Tycho Brahe’s Mural Quadrant
Tycho Brahe, whom Kepler described as “the prince of astronomers”, left behind magnificent engravings showing the astronomical instruments he had created in the workshops at Uraniborg and used at Stjerneborg, the observatory he built near it four years later. The most impressive of these was the giant mural quadrant (with a radius of 1.8 m) whose finely spaced graduations allowed the most precise measurements: to within a fraction of a minute of arc. The data he collected soon superseded those of Ptolemy and later enabled Kepler to discover the laws of planetary motion. The figure on the right represents Tycho Brahe himself taking a sighting through the skylight at the top left of the picture while his assistants record the time of the observation (below right) and enter the reading in a log (below left).
Tycho Brahe, Astronomiae Instauratae Mechanica,
Wandesburg, 1598.




(1) Johannes Kepler, The Secret of the Cosmos, trans. A. M. Duncan, Abaris Books, New York, 1981, p. 63.

(2) Galileo Galilei, The Assayer, translated by Stillman Drake and C. D. O’Malley, Univ. of Pennsylvania Press, 1960, pp. 183-84.

(3).Johannes Kepler, The Secret of the Cosmos, op. cit. p. 95.


3 thoughts on “Geometry and the Cosmos (1) : Kepler, from polyhedra to ellipses”

  1. “Geometry, […], supplied God with patterns for the creation of the world.” Johannes Kepler, The Harmony of the World, 1619.
    Kepler would have agreed with Einstein that “The mathematical precision of the universe reveals the mathematical mind of God.” This is contrary to the commonly held, modern-day view that science and theism are incompatible. Yet, the strong evidence of fine-tuning, and the corresponding failure of naturalness theories, seems to support theism over materialism.

    1. For sure Kepler was one of the greatest minds in the history of science. But at his time it was almost impossible to be outside the religious thinking. I don’t agree at all about the fact that in modern relativistic cosmology there are failures that would support theism; for instance the fine-tuning problem is a problem only because it is an ill-posed one! In any case, thanks for the reading and the comment, all reasonable opinions are welcome!

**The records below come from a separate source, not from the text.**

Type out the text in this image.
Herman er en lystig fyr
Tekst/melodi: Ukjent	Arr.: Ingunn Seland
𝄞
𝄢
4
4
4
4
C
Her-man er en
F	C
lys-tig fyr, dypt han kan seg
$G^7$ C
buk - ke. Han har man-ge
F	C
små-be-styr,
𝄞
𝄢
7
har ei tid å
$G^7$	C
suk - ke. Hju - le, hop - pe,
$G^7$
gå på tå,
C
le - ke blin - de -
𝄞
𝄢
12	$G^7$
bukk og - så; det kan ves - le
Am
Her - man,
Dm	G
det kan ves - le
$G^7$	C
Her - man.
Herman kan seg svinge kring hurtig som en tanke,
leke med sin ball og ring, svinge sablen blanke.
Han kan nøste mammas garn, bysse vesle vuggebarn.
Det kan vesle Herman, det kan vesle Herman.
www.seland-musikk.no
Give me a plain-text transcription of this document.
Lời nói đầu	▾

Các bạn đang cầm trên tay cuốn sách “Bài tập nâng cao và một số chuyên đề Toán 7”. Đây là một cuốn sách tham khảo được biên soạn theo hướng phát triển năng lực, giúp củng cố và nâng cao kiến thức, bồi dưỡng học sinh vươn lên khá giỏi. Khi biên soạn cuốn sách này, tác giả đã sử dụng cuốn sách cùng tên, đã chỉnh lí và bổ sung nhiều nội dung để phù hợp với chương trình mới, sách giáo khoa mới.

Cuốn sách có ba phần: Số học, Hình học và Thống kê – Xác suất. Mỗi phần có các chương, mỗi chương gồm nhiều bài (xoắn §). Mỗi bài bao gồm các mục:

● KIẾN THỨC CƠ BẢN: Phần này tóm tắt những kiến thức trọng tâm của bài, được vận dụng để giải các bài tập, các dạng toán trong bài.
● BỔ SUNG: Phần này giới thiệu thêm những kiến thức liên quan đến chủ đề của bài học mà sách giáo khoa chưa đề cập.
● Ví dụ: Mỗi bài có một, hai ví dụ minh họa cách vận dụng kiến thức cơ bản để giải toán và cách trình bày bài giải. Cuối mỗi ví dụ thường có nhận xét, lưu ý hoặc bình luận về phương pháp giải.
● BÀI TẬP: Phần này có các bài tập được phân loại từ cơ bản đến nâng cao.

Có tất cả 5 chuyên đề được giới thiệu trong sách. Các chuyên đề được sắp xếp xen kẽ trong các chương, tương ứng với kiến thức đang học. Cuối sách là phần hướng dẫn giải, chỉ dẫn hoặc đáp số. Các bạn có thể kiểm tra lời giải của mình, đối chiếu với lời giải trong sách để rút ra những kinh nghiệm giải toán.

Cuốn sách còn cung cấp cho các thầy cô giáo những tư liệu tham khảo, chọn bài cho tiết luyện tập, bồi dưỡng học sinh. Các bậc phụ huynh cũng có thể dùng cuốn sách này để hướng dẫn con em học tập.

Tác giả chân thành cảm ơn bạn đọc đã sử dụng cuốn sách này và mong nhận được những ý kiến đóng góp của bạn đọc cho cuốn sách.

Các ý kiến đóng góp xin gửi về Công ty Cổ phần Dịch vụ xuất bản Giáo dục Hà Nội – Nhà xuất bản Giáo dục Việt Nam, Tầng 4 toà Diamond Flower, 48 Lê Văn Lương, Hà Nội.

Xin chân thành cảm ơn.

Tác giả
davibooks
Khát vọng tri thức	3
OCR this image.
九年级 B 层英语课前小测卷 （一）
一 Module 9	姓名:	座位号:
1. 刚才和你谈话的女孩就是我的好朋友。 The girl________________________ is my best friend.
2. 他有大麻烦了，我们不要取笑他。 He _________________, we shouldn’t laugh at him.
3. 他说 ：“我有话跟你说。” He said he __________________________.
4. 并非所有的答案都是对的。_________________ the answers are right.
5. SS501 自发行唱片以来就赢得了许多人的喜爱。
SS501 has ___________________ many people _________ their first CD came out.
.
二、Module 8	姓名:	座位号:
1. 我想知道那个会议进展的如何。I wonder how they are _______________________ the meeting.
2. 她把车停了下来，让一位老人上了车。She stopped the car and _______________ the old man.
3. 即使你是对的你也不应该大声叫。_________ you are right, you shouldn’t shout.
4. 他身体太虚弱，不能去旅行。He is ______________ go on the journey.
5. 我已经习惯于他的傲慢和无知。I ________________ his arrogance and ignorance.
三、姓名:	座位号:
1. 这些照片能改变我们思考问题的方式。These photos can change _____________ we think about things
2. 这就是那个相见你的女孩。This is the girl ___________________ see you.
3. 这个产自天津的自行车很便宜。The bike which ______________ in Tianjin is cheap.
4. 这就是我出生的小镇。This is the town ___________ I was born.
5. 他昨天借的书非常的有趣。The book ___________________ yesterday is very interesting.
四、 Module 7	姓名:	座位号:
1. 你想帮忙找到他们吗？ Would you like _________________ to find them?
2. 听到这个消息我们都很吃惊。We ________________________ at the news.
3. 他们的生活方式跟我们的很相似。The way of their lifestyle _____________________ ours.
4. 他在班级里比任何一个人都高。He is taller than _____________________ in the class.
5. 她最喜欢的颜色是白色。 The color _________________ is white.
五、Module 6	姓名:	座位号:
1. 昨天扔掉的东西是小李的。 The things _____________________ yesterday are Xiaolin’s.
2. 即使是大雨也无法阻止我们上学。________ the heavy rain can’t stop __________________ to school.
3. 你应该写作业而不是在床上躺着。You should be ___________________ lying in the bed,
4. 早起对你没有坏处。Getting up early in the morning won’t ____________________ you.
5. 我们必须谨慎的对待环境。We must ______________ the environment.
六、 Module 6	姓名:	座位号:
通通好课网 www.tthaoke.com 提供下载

  2. Naturalness problems are more than ill-posed, they are impossible to define. Underlying naturalness are assumptions about probability distributions which are neither knowable nor testable, because we only have one observable universe. Naturalness is itself based on the materialistic assumption that the properties of the observable universe, and indeed its very existence, are the result of random-chance processes. To me, this view is no more rational or realistic than the theistic view that the universe was specifically designed (fine-tuned) for life.